L’intervista
Jeanette Winterson: «L’intelligenza artificiale è solo uno strumento. Come lo usiamo dipende da noi»
Parla la scrittrice britannica: «Diamo sempre colpa alle macchine, siamo alla ricerca di qualcuno su cui scaricare le responsabilità, ma non dimentichiamo che gli esseri umani hanno sempre ingannato»
Può succedere che Harry Potter diventi siciliano o che un ragazzo cerchi di intrufolarsi nel Castello di Windsor per uccidere la Regina Elisabetta (ancora in vita), convinto dalla sua fidanzata virtuale. «C’è addirittura una App pensata per risparmiarci di fare l’esperienza con la morte», racconta la scrittrice Jeanette Winterson quando la incontriamo a Roma: «Imita i defunti così non siamo più costretti a separarci. Tutto questo è davvero molto strano e lo si deve all’Intelligenza Artificiale, anche se io preferirei chiamarla “intelligenza computerizzata” o “intelligenza alternativa”. Di alternative, soprattutto in questo tempo, ne avremo bisogno».
L’inglese Jeanette Winterson, divenuta famosa a venticinque anni con “Non ci sono solo le arance” cui sono seguiti altri bestseller, ha dedicato all’IA “12 Bytes. Come siamo arrivati fin qui, dove potremmo finire in futuro” (Mondadori), una raccolta di saggi scritta durante la pandemia nella sua casa nelle Cotswolds. «L’intelligenza artificiale è solo uno strumento e l’essere umano non è altro che un animale capace di utilizzarlo. Quello a cui assistiamo è però uno specchio, che riflette e ci rimanda il nostro lato peggiore. Diamo sempre colpa alle macchine, è facile, perché siamo alla ricerca di qualcuno su cui scaricare le responsabilità, ma non dimentichiamo che gli esseri umani hanno sempre ingannato, rubato e volto tutto a un profitto personale».
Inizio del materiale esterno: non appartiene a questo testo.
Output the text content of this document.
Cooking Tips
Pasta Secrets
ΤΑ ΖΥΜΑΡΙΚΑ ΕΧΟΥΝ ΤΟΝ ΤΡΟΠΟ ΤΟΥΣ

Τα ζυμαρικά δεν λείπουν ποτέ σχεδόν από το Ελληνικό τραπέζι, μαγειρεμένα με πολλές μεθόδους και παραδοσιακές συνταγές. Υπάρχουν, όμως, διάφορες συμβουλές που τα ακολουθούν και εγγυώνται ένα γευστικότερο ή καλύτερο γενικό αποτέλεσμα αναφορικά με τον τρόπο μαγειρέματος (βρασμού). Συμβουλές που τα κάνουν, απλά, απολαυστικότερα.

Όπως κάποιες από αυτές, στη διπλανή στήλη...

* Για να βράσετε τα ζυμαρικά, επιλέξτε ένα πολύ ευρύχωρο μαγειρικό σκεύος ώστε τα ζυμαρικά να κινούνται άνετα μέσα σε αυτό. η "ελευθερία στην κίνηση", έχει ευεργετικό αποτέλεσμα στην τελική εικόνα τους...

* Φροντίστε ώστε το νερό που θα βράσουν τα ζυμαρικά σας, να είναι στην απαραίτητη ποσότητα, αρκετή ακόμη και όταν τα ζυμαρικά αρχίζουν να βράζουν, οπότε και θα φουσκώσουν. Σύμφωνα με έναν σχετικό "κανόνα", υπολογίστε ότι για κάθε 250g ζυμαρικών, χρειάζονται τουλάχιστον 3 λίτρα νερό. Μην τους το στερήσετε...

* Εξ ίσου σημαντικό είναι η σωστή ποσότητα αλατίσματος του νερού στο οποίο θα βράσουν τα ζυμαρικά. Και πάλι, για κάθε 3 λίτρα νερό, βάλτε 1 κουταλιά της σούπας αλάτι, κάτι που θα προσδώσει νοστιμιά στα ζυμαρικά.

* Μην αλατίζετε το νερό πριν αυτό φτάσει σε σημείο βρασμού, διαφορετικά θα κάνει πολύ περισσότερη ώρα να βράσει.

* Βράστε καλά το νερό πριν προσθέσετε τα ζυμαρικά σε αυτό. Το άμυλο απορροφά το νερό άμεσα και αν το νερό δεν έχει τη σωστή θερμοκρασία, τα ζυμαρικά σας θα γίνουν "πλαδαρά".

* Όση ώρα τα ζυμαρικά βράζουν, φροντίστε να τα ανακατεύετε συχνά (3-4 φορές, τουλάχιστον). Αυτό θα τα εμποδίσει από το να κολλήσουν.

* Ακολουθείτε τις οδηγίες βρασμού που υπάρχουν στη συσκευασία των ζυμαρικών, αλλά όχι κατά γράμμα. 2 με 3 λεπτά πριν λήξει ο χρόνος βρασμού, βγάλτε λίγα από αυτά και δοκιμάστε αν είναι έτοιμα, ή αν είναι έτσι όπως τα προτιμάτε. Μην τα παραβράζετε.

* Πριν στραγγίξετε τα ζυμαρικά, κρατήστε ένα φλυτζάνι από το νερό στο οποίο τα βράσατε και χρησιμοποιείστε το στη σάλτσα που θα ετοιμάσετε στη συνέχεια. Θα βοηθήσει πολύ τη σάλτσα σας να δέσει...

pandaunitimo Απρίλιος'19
L’autrice, ospite del Festival Internazionale Letterature al Parco Archeologico del Colosseo, precisa: «Amo le tecnologie, non le considero mie nemiche, ma non posso essere passiva e accettarle, permettendo loro di orientarmi la vita. Come un sovrano, sono io che decido». Bisognerebbe cercare di dimenticare o quantomeno superare questa ossessione che abbiamo del tempo e dello spazio. «Lo diceva anche il critico letterario Harold Bloom: “Più vita in un tempo senza limiti”. Lo spazio è la vera ossessione, l’attrazione di moda per i ricchi come Richard Branson, Elon Musk e Jeff Bezos. Se penso alla Intelligenza Artificiale e al dopo, mi sembra che il suo impatto maggiore non sarà sullo spazio ma sul tempo». Cosa fare, dunque? «Potremmo continuare a usare la tecnologia per peggiorare la nostra vita o per renderla migliore. Siamo nel tempo delle scelte e se andremo verso un futuro buono o terrificante dipenderà solo da noi. Fondamentale sarà la parola della nostra epoca – connettività - che è relazionale e dinamica. A contare è e sarà il flusso: l’attaccamento alle cose, agli oggetti e a noi stessi ne è la sua espressione».